La Commission critique les positions du Parlement européen et du Conseil au motif que ces institutions demanderaient une certaine flexibilité dans la mise en œuvre des éco-régimes et que cela pourrait réduire les ressources qui pourront bénéficier au climat et à l’environnement.

La Commission omet qu’elle a proposé une flexibilité totale pour la mise en œuvre des éco-régimes, sans aucune restriction quant à l’allocation ou non des ressources, contrairement aux positions prises par le Parlement européen et le Conseil. Ce que la Commission a proposé en 2018 pourrait, en réalité,  entraîner une diminution des ressources pour le climat et l’environnement et, dans tous les cas, rendre impossible la réalisation des objectifs de l’UE.

La Commission critique également les co-législateurs pour avoir dilué le cadre de performance de la PAC réformée. La Commission semble là encore oublier qu’elle n’a pas proposé un seul vrai indicateur de performance à contrôler, tous les objectifs proposés n’étant que des résultats statistiques.

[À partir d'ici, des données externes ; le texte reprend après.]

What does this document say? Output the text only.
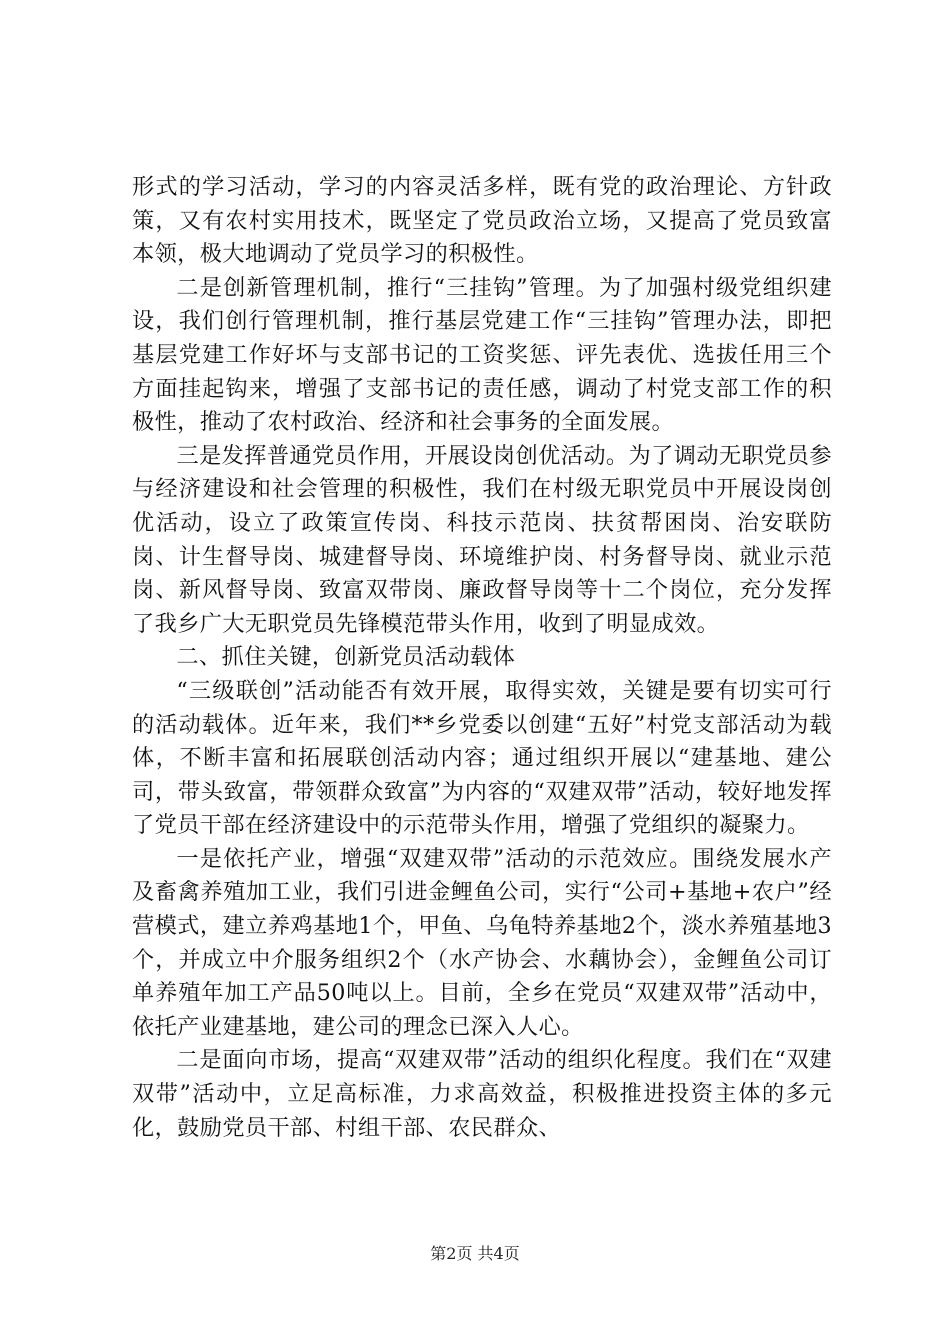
形式的学习活动，学习的内容灵活多样，既有党的政治理论、方针政策，又有农村实用技术，既坚定了党员政治立场，又提高了党员致富本领，极大地调动了党员学习的积极性。

二是创新管理机制，推行“三挂钩”管理。为了加强村级党组织建设，我们创行管理机制，推行基层党建工作“三挂钩”管理办法，即把基层党建工作好坏与支部书记的工资奖惩、评先表优、选拔任用三个方面挂起钩来，增强了支部书记的责任感，调动了村党支部工作的积极性，推动了农村政治、经济和社会事务的全面发展。

三是发挥普通党员作用，开展设岗创优活动。为了调动无职党员参与经济建设和社会管理的积极性，我们在村级无职党员中开展设岗创优活动，设立了政策宣传岗、科技示范岗、扶贫帮困岗、治安联防岗、计生督导岗、城建督导岗、环境维护岗、村务督导岗、就业示范岗、新风督导岗、致富双带岗、廉政督导岗等十二个岗位，充分发挥了我乡广大无职党员先锋模范带头作用，收到了明显成效。

二、抓住关键，创新党员活动载体

“三级联创”活动能否有效开展，取得实效，关键是要有切实可行的活动载体。近年来，我们**乡党委以创建“五好”村党支部活动为载体，不断丰富和拓展联创活动内容；通过组织开展以“建基地、建公司，带头致富，带领群众致富”为内容的“双建双带”活动，较好地发挥了党员干部在经济建设中的示范带头作用，增强了党组织的凝聚力。

一是依托产业，增强“双建双带”活动的示范效应。围绕发展水产及畜禽养殖加工业，我们引进金鲤鱼公司，实行“公司+基地+农户”经营模式，建立养鸡基地1个，甲鱼、乌龟特养基地2个，淡水养殖基地3个，并成立中介服务组织2个（水产协会、水藕协会），金鲤鱼公司订单养殖年加工产品50吨以上。目前，全乡在党员“双建双带”活动中，依托产业建基地，建公司的理念已深入人心。

二是面向市场，提高“双建双带”活动的组织化程度。我们在“双建双带”活动中，立足高标准，力求高效益，积极推进投资主体的多元化，鼓励党员干部、村组干部、农民群众、

第2页 共4页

D’autres exemples peuvent être évoqués, car la Commission a laissé aux États membres la conception des politiques nationales et régionales, y compris les exigences de conditionnalité de base comme la définition de la rotation.

Le fait est que dans la proposition de la Commission, l’impact sur le climat et l’environnement est une boîte noire.

La Commission semble donc tenter de réécrire l’histoire afin de trouver une nouvelle légitimité pour imposer ses propres objectifs de « Pacte Vert » et aligner la PAC sur ses propositions de stratégies « de la ferme à la fourchette » et « biodiversité ».

Le raisonnement de la Commission est que les objectifs du Pacte Vert ont été approuvés par tous, mais que malheureusement « certains aspects des positions du législateur ne correspondent pas à l’objectif d’une nouvelle PAC qui réalise les dits objectifs ». Dés lors, la Commission serait autorisée à « vérifier la cohérence des plans stratégiques avec les objectifs du Pacte Vert« .

La position de la Commission soulève deux problèmes importants de légitimité. Premièrement, seuls les objectifs globaux du Pacte Vert de réduction des émissions de GES ont été confirmés par les co-législateurs à ce stade. Les objectifs de la Commission dans les stratégies « de la ferme à la fourchette » et « biodiversité » n’ont pas été approuvés. Il n’y a pas eu encore de proposition législative. La Commission manque donc de légitimité institutionnelle pour tenter de les imposer via l’approbation des plans stratégiques de la PAC.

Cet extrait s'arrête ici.